# Bells of Hythe Southampton



## alexjdoyle

I was looking at buying a new catapult and saw a website called the bellsofhytheonline.com and I ordered one of thier dark destroyer slingshots, the owner of the shop was very presponsive in emails but as soon as I paid through PayPal I can't get in touch with him.

I just wanted to know if anyone else has had this issue with the online shop before?


----------



## pult421

I havent heard of it.


----------



## Tirador

I wouldn't worry too much. I think they are legit, but I have never got anything from them. Here is a review from lnaCg-IF13o[/MEDIA]]JoergSprave on youtube.

The domain from the end of the review seems to point to the domain you posted, so I hope they are still in business. It takes a long time for stuff to get over here from the UK.

I hope it works out for you.


----------



## oldmiser

*It is A-Ok website..I have bought from them a couple times..No issues..you will get your order in about 14 days..*

*I use the square elastics 6mm black....it takes a lot of shooting or streaching to get the elastic broke in...*

*But the stuff will last for years.. ...Oldmiser*


----------



## alexjdoyle

awesome thankyou all for your help, I was just finding it odd that he won't reply to calls or emails once my order had been put through. But fingers crossed it arrives within the 30s


----------



## oldmiser

*Oh yeah I forgot too mention He may be away...this is there slingshot tournament time of the year..Depending on the town's*

*location ..He may have driven a great distance for the event.....Just hang in there you will get your order...*

*~AKAOldmiser*


----------



## alexjdoyle

ah thankyou very much for your advice it's put my mind at ease haha I've just been messed around on previous websites before so I was a little worried. I just can't Wait to get my hands on it

cheers again 
Doyle


----------



## Poiema

If this is the company you are researching.

*Bells of Hythe Ltd*
Company No. *05681795*
9-10 New Road, Southampton, Hampshire, SO45 6BP
United Kingdom

It appears that this company's status is *dissolved*. However there is another company (*Vongo Trading Limited*) that is listed as *active* under the same surname. You may wish to read Article 2 of that company's objective. "Unrestricted." It could explain why a company that is currently listed in dissolved status can still have a website. The Nature of business (SIC) for Bells of Hythe Ltd was listed as 47640 - "Retail sales of sports goods, fishing gear, camping goods, boats and bicycles."

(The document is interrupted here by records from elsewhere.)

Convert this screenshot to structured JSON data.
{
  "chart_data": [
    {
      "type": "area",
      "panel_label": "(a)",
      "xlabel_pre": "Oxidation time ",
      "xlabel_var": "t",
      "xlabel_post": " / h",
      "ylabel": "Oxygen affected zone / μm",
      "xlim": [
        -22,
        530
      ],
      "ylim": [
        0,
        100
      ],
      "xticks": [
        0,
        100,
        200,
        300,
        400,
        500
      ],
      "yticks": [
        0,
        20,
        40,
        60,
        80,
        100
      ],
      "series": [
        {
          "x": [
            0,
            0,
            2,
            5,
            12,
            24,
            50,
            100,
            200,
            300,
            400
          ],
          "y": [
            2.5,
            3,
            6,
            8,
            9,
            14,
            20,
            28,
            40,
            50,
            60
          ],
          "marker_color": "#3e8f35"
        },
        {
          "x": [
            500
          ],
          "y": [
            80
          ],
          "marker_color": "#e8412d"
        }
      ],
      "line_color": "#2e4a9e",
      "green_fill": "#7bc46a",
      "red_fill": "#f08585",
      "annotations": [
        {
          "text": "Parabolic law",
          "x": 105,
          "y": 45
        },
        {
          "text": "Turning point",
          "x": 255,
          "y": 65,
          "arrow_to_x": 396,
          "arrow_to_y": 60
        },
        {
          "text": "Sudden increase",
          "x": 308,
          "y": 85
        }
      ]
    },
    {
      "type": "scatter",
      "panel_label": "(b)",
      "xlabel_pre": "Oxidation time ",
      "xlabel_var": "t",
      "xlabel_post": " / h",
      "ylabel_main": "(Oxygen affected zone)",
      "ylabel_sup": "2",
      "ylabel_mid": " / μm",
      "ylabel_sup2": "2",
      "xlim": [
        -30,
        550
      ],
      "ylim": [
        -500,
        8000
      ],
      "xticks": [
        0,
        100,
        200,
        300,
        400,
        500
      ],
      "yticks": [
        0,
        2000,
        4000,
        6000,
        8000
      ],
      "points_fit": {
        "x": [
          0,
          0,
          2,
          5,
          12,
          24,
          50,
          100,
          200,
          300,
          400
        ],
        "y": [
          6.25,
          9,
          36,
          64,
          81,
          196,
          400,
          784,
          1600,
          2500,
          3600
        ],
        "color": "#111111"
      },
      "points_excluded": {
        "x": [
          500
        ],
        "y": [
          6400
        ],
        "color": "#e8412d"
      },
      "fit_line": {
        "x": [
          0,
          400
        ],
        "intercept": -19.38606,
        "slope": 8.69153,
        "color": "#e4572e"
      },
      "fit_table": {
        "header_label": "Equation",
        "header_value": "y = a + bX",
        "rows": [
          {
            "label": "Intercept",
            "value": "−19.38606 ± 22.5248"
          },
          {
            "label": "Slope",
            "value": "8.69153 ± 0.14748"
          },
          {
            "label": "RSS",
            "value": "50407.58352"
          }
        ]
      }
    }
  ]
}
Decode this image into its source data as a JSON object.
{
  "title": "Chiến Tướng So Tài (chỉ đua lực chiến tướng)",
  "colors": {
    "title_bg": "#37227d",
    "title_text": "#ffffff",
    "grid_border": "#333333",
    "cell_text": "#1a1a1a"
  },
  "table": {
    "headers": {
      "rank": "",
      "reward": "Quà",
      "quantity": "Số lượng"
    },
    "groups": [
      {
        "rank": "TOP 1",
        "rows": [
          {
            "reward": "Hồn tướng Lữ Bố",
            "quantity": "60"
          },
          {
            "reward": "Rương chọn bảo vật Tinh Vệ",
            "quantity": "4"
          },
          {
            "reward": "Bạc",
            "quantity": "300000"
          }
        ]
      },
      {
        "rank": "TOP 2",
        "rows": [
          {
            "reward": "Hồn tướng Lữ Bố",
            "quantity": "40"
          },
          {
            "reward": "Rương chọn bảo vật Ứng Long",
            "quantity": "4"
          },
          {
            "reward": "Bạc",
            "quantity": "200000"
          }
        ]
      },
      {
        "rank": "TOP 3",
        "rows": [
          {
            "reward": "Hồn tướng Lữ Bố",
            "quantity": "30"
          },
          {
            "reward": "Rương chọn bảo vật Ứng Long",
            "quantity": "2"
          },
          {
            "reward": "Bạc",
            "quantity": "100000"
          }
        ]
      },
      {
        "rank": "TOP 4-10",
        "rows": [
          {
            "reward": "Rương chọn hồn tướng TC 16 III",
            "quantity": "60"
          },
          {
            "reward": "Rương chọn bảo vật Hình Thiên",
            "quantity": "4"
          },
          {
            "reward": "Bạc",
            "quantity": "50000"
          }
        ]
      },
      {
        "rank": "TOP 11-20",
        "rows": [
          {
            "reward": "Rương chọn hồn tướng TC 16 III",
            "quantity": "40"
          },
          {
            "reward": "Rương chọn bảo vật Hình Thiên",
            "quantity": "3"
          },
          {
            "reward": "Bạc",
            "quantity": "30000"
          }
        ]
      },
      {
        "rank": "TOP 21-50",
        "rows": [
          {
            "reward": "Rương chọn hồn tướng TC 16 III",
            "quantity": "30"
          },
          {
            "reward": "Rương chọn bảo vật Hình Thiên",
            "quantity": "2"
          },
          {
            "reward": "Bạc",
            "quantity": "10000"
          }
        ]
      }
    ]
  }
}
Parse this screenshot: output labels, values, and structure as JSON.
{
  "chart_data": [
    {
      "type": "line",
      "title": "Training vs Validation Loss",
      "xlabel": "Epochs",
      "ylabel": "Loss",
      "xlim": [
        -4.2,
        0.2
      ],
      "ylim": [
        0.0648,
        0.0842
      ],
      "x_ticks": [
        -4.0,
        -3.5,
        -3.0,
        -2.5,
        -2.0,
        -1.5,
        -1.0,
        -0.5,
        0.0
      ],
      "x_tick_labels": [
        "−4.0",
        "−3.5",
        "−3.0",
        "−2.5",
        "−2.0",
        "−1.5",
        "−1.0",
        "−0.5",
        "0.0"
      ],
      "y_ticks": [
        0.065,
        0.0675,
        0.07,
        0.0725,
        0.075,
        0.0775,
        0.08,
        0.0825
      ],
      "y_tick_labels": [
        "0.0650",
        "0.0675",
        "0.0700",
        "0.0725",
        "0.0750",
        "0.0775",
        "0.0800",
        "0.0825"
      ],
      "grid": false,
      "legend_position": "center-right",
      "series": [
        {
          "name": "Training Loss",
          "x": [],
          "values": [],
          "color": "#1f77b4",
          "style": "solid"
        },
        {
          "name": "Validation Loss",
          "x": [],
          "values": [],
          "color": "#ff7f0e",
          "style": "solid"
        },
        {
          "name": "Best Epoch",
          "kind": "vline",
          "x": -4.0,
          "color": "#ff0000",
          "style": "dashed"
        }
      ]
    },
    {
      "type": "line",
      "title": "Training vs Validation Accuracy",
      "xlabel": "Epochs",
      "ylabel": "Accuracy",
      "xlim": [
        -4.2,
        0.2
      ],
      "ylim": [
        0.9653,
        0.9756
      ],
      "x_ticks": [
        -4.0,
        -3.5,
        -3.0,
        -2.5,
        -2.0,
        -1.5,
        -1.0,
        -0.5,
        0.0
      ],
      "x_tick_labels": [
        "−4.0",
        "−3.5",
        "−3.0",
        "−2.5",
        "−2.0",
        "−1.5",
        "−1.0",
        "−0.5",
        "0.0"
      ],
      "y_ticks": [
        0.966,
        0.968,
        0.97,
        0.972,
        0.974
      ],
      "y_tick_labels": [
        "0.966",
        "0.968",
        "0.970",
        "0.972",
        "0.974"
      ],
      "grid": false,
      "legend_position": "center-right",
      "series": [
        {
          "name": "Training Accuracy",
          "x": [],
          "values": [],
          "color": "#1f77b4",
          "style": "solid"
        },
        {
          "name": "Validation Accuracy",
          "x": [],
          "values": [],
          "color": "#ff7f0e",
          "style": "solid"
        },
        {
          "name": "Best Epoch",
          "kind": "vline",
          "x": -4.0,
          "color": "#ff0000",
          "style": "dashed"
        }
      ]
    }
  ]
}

I would not rely solely on official-looking websites. The website you reference seems to be lacking information. *There is no footer menu.* If BofH is still legit, you should be able to find *current 2016 activity...* UK clubs, social media, independent reviews, referrals from people that you know YOU can trust. From personal experience, especially in the last couple of weeks, and IMO forums are generally NOT the best places for trustworthy product information.

Conduct your own investigation about this company and their products.

I do not know anything about PayPal. However, in the US, credit card purchases are protected under the Fair Credit Billing Act. But I would not know if other countries have the same, similar, or other legal avenues to turn to for protection.

Gov-UK links that I found. *Companies-House extracts information from the Register of Companies.* Be sure to read their Disclaimer prior to any company searches. I have listed two links for you.

*Get information about a company*
https://www.gov.uk/get-information-about-a-company

*WebCheck Service*
http://wck2.companieshouse.gov.uk//wcframe?name=accessCompanyInfo

Also...
There are quite a few excellent catapult craftsmen in the UK. I would not know which to recommend. *Milbro Pro-Shot* is a family owned and run foundry in Sheffield. Notice that the footer menu on their website's Home Page is extensive. Lots of information to reassure customers that they are dealing with a legitimate business. Milbro sells vintage models as well as current trends. A good starting place I think. http://www.milbroproshotuk.com

I do hope you get the catapult you ordered.


----------